For general purpose Graphs its fine, when rrdtool automatically decides which RRA to use for displaying the Graph.

But some of my Graphs contain 95-Percentile Data in the legend, which I need to be calculated from "exact" 5min-Interval Data, because calculation of Percentile from aggregated Data-Points can (by it's nature) lead to dramatically incorrect values.'

  • I can fetch Data from RRD File with a step of 300 and I'll get the right data to calculate percentile on my own
  • PROBLEM: When graph'ing with a step of 300, the displayed Percentile value varies depending on the width of the Graph, even if the Time-Range is the same, and 300s Data is available for the whole Time-Range
  • if width for 1-month graph is 800px, the shown Percentile (and also max-values e.g) is wrong
  • if width for 1-month graph is 8000px, the Values are correct (matching the self-calculated values from fetch'ed data)

graph:

...
--step 300
...
"VDEF:perca=a,95,PERCENT",
...

created with:

        '-s', '300',
       ...
        "RRA:AVERAGE:0.5:1:53568",      # 6 months pdp
        "RRA:AVERAGE:0.5:12:8904",      # 1 hour, 1 year.
        "RRA:AVERAGE:0.5:288:730",      # 1 day, 2 years.
        "RRA:AVERAGE:0.5:2016:520",     # 1 week, 10 years.
        "RRA:MAX:0.5:1:600",            # 5 min: 2 days
        "RRA:MAX:0.5:12:8904",          # 1 hour, 1 year.
        "RRA:MAX:0.5:288:730",          # 1 day, 2 years.
        "RRA:MAX:0.5:2016:520",         # 1 week, 10 years

Solution

  • This is due to data consolidation being performed prior to the VDEF calculation.
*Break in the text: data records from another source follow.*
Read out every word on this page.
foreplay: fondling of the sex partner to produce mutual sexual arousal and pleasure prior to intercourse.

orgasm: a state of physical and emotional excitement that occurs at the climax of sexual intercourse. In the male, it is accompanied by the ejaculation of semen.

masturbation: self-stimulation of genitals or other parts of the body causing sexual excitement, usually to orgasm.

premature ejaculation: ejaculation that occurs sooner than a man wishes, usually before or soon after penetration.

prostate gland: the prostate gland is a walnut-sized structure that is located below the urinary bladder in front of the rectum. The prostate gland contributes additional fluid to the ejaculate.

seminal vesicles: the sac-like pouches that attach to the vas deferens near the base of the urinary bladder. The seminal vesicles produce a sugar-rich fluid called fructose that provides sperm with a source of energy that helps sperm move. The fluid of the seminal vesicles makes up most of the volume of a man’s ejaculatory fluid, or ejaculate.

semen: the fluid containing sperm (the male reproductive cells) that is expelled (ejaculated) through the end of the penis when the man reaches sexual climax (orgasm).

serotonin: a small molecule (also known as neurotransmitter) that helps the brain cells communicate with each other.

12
    Although your rrdtool graph arguments specify a step of 300s, this is less width than a pixel of the graph, and so the data series are further averaged before you get to the VDEF. All the CDEF and VDEF functions will always work with a time series of one cdp per pixel. From the RRDTool manual:

    Note: a step smaller than one pixel will silently be ignored.
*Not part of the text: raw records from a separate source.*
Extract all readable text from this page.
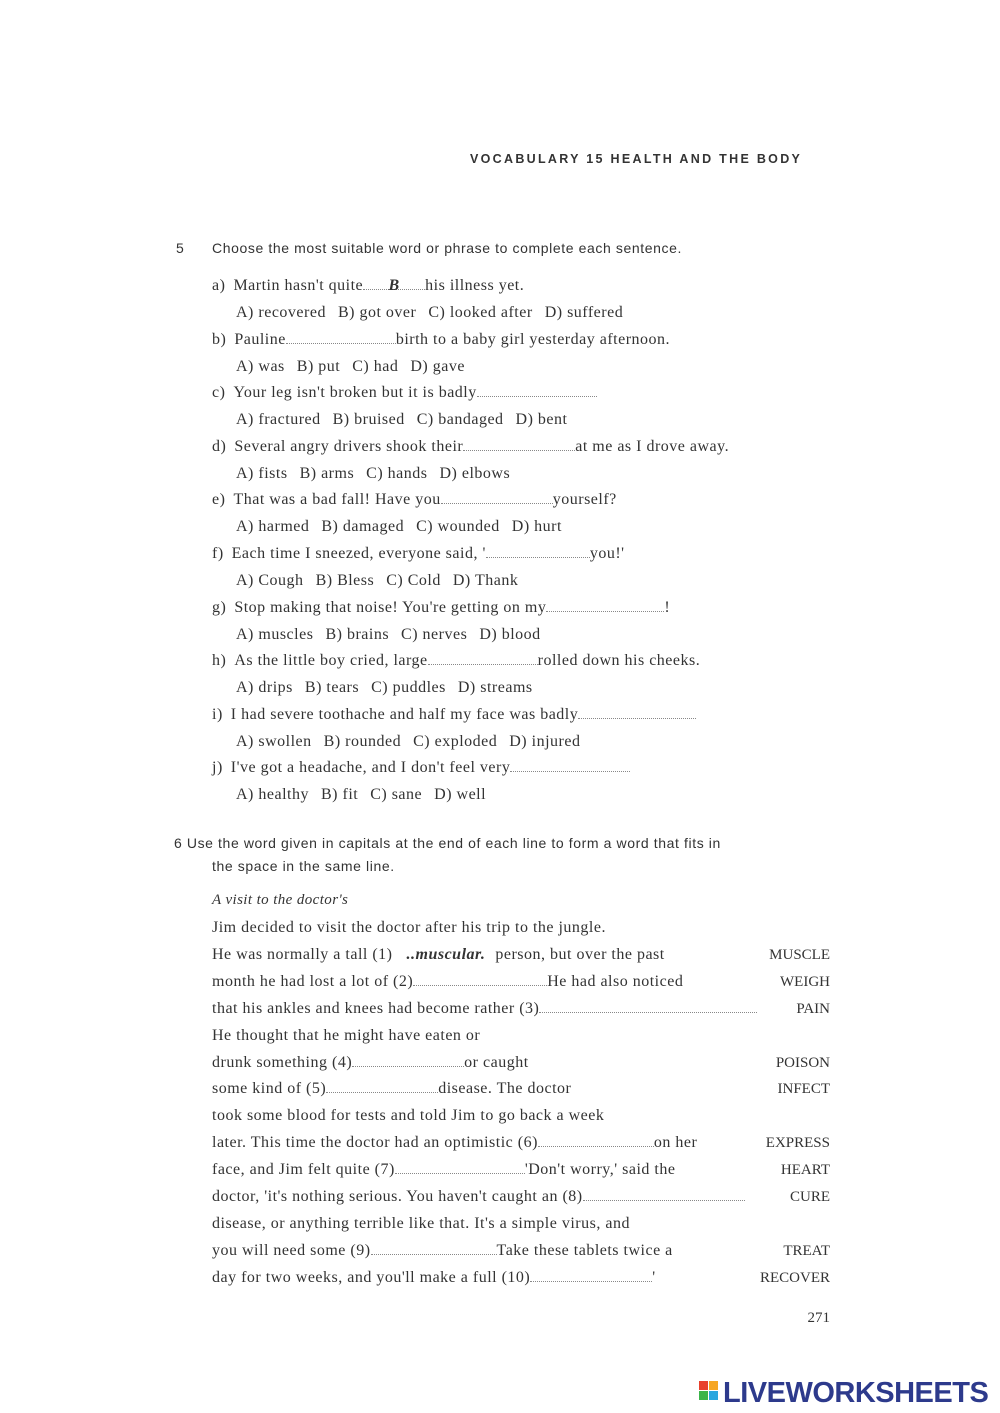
VOCABULARY 15 HEALTH AND THE BODY
5 Choose the most suitable word or phrase to complete each sentence.
a) Martin hasn't quite B his illness yet.
A) recovered B) got over C) looked after D) suffered
b) Pauline	birth to a baby girl yesterday afternoon.
A) was B) put C) had D) gave
c) Your leg isn't broken but it is badly
A) fractured B) bruised C) bandaged D) bent
d) Several angry drivers shook their	at me as I drove away.
A) fists B) arms C) hands D) elbows
e) That was a bad fall! Have you	yourself?
A) harmed B) damaged C) wounded D) hurt
f) Each time I sneezed, everyone said, '	you!'
A) Cough B) Bless C) Cold D) Thank
g) Stop making that noise! You're getting on my	!
A) muscles B) brains C) nerves D) blood
h) As the little boy cried, large	rolled down his cheeks.
A) drips B) tears C) puddles D) streams
i) I had severe toothache and half my face was badly
A) swollen B) rounded C) exploded D) injured
j) I've got a headache, and I don't feel very
A) healthy B) fit C) sane D) well
6 Use the word given in capitals at the end of each line to form a word that fits in
the space in the same line.
A visit to the doctor's
Jim decided to visit the doctor after his trip to the jungle.
He was normally a tall (1) ..muscular. person, but over the past	MUSCLE
month he had lost a lot of (2)	He had also noticed	WEIGH
that his ankles and knees had become rather (3)	PAIN
He thought that he might have eaten or
drunk something (4)	or caught	POISON
some kind of (5)	disease. The doctor	INFECT
took some blood for tests and told Jim to go back a week
later. This time the doctor had an optimistic (6)	on her	EXPRESS
face, and Jim felt quite (7)	'Don't worry,' said the	HEART
doctor, 'it's nothing serious. You haven't caught an (8)	CURE
disease, or anything terrible like that. It's a simple virus, and
you will need some (9)	Take these tablets twice a	TREAT
day for two weeks, and you'll make a full (10)	'	RECOVER
271
LIVEWORKSHEETS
    This means that, while you can decrease the resolution of the data, you cannot increase it. Sadly, to get an accurate 95th Percentile, you need higher-resolution data.
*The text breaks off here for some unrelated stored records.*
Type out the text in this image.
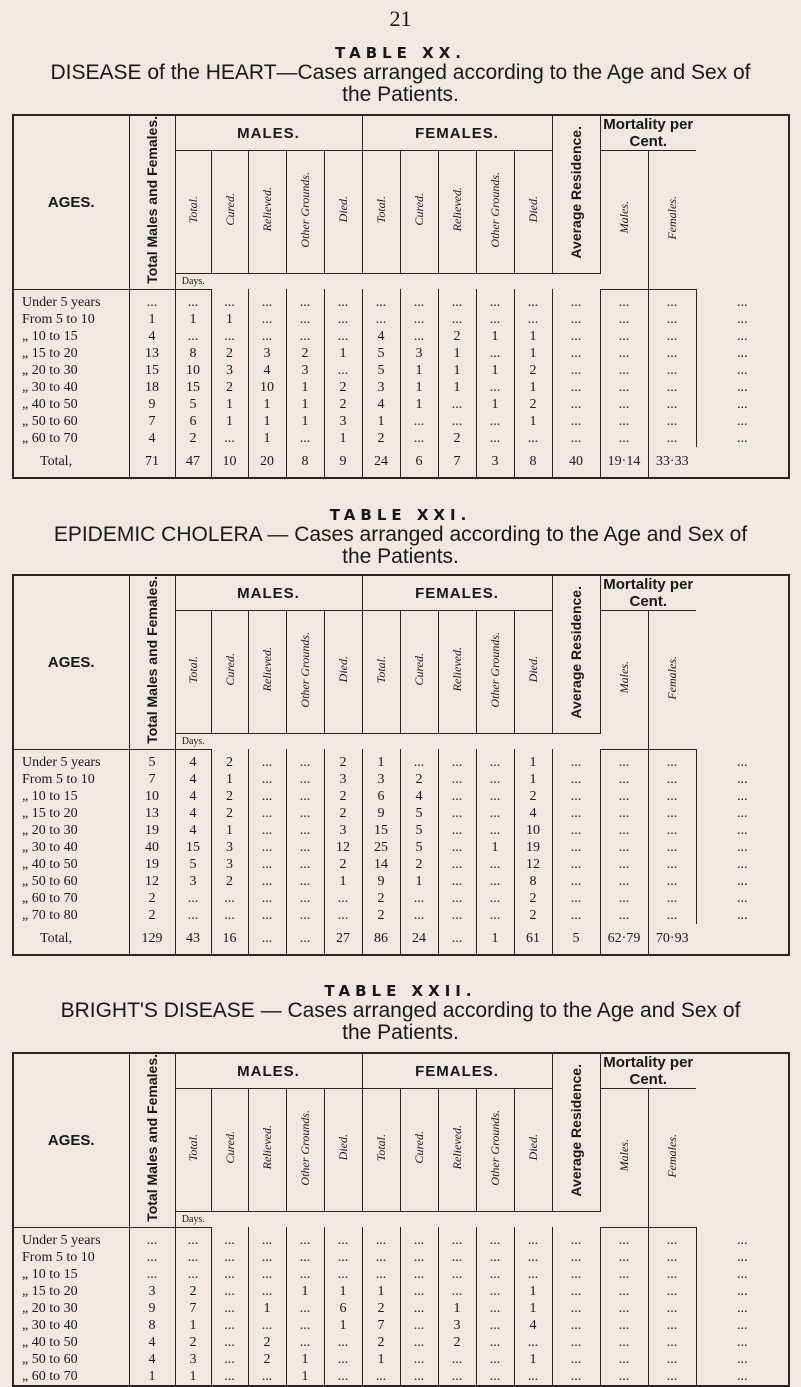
21
TABLE XX.
DISEASE of the HEART—Cases arranged according to the Age and Sex of
the Patients.
AGES.	Total Males and Females.	MALES.					FEMALES.					Average Residence.	Mortality per Cent.		
		Total.	Cured.	Relieved.	Other Grounds.	Died.	Total.	Cured.	Relieved.	Other Grounds.	Died.		Males.	Females.	
		Days.													
Under 5 years	...	...	...	...	...	...	...	...	...	...	...	...	...	...	...
From 5 to 10	1	1	1	...	...	...	...	...	...	...	...	...	...	...	...
„ 10 to 15	4	...	...	...	...	...	4	...	2	1	1	...	...	...	...
„ 15 to 20	13	8	2	3	2	1	5	3	1	...	1	...	...	...	...
„ 20 to 30	15	10	3	4	3	...	5	1	1	1	2	...	...	...	...
„ 30 to 40	18	15	2	10	1	2	3	1	1	...	1	...	...	...	...
„ 40 to 50	9	5	1	1	1	2	4	1	...	1	2	...	...	...	...
„ 50 to 60	7	6	1	1	1	3	1	...	...	...	1	...	...	...	...
„ 60 to 70	4	2	...	1	...	1	2	...	2	...	...	...	...	...	...
Total,	71	47	10	20	8	9	24	6	7	3	8	40	19·14	33·33	
TABLE XXI.
EPIDEMIC CHOLERA — Cases arranged according to the Age and Sex of
the Patients.
AGES.	Total Males and Females.	MALES.					FEMALES.					Average Residence.	Mortality per Cent.		
		Total.	Cured.	Relieved.	Other Grounds.	Died.	Total.	Cured.	Relieved.	Other Grounds.	Died.		Males.	Females.	
		Days.													
Under 5 years	5	4	2	...	...	2	1	...	...	...	1	...	...	...	...
From 5 to 10	7	4	1	...	...	3	3	2	...	...	1	...	...	...	...
„ 10 to 15	10	4	2	...	...	2	6	4	...	...	2	...	...	...	...
„ 15 to 20	13	4	2	...	...	2	9	5	...	...	4	...	...	...	...
„ 20 to 30	19	4	1	...	...	3	15	5	...	...	10	...	...	...	...
„ 30 to 40	40	15	3	...	...	12	25	5	...	1	19	...	...	...	...
„ 40 to 50	19	5	3	...	...	2	14	2	...	...	12	...	...	...	...
„ 50 to 60	12	3	2	...	...	1	9	1	...	...	8	...	...	...	...
„ 60 to 70	2	...	...	...	...	...	2	...	...	...	2	...	...	...	...
„ 70 to 80	2	...	...	...	...	...	2	...	...	...	2	...	...	...	...
Total,	129	43	16	...	...	27	86	24	...	1	61	5	62·79	70·93	
TABLE XXII.
BRIGHT'S DISEASE — Cases arranged according to the Age and Sex of
the Patients.
AGES.	Total Males and Females.	MALES.					FEMALES.					Average Residence.	Mortality per Cent.		
		Total.	Cured.	Relieved.	Other Grounds.	Died.	Total.	Cured.	Relieved.	Other Grounds.	Died.		Males.	Females.	
		Days.													
Under 5 years	...	...	...	...	...	...	...	...	...	...	...	...	...	...	...
From 5 to 10	...	...	...	...	...	...	...	...	...	...	...	...	...	...	...
„ 10 to 15	...	...	...	...	...	...	...	...	...	...	...	...	...	...	...
„ 15 to 20	3	2	...	...	1	1	1	...	...	...	1	...	...	...	...
„ 20 to 30	9	7	...	1	...	6	2	...	1	...	1	...	...	...	...
„ 30 to 40	8	1	...	...	...	1	7	...	3	...	4	...	...	...	...
„ 40 to 50	4	2	...	2	...	...	2	...	2	...	...	...	...	...	...
„ 50 to 60	4	3	...	2	1	...	1	...	...	...	1	...	...	...	...
„ 60 to 70	1	1	...	...	1	...	...	...	...	...	...	...	...	...	...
    So, if you omit the --step 300 in a narrow graph, what will happen is:

    • You ask for a 1-month time window
    • RRDTool calculates 1 pixel is about 1 hour
    • DS retrieves an Average time series from the 1hour RRA, one cdp per pixel (IE hour)
    • VDEF then consolidates this to a 95th percentile
    • The 95th percentile calculation is inaccurate

    With the --step 300 it is slightly different process, but the same result:

    • You ask for a 1-month time window, with step 300
    • RRDTool calculates 1 pixel is about 1 hour
    • RRDTool DS retrieves a month's worth of data from the 300s RRA
    • RRDTool further consolidates this data down to 1cdp per pixel (IE per hour) using Average
    • VDEF then consolidates this to a 95th percentile
    • The 95th percentile calculation is inaccurate

    So, you can see the final outcome is the same - its just where the 300s -> 1h consolidation happens, either in the RRA or at graph time.

    When using a wide graph, the time per pixel becomes smaller, and RRDTool then no longer needs to perform its additional consolidation of the data, resulting in a more accurate calculation:

    • You ask for a 1-month time window
    • RRDTool calculates 1 pixel is about 5 minutes
    • RRDTool DS retrieves a month's worth of data from the 300s RRA
    • No further consolidation is required
    • VDEF then consolidates this to a 95th percentile
    • The 95th percentile calculation is accurate!

    When you retrieve the raw data using rrdtool fetch1 then this extra consolodation doesn't happen, so you get:

    • You ask for a 1-month time window with step 300
    • RRDTool DS retrieves a month's worth of data from the 300s RRA
    • These data are output
    • Your spreadsheet then calculates a 95th percentile
    • The 95th percentile calculation is correct (well, as close as you can be with a 5min interval)

    Your next question will likely be, how do I stop this from happening? The unfortunate answer is that you cannot. RRDTool does not have a Percentile type CF, and so the correct calculations cannot be performed in the RRA (this would be the only real solution).

    The Routers2 frontend for MRTG calculated 95th Percentiles for the graphs, and the way it does it is to perform a high-resolution fetch to get the raw data and calculates the value internally before passing this in a HRULE when making the graph. In other words, it doesn't use a VDEF at all, due to this problem you are experiencing.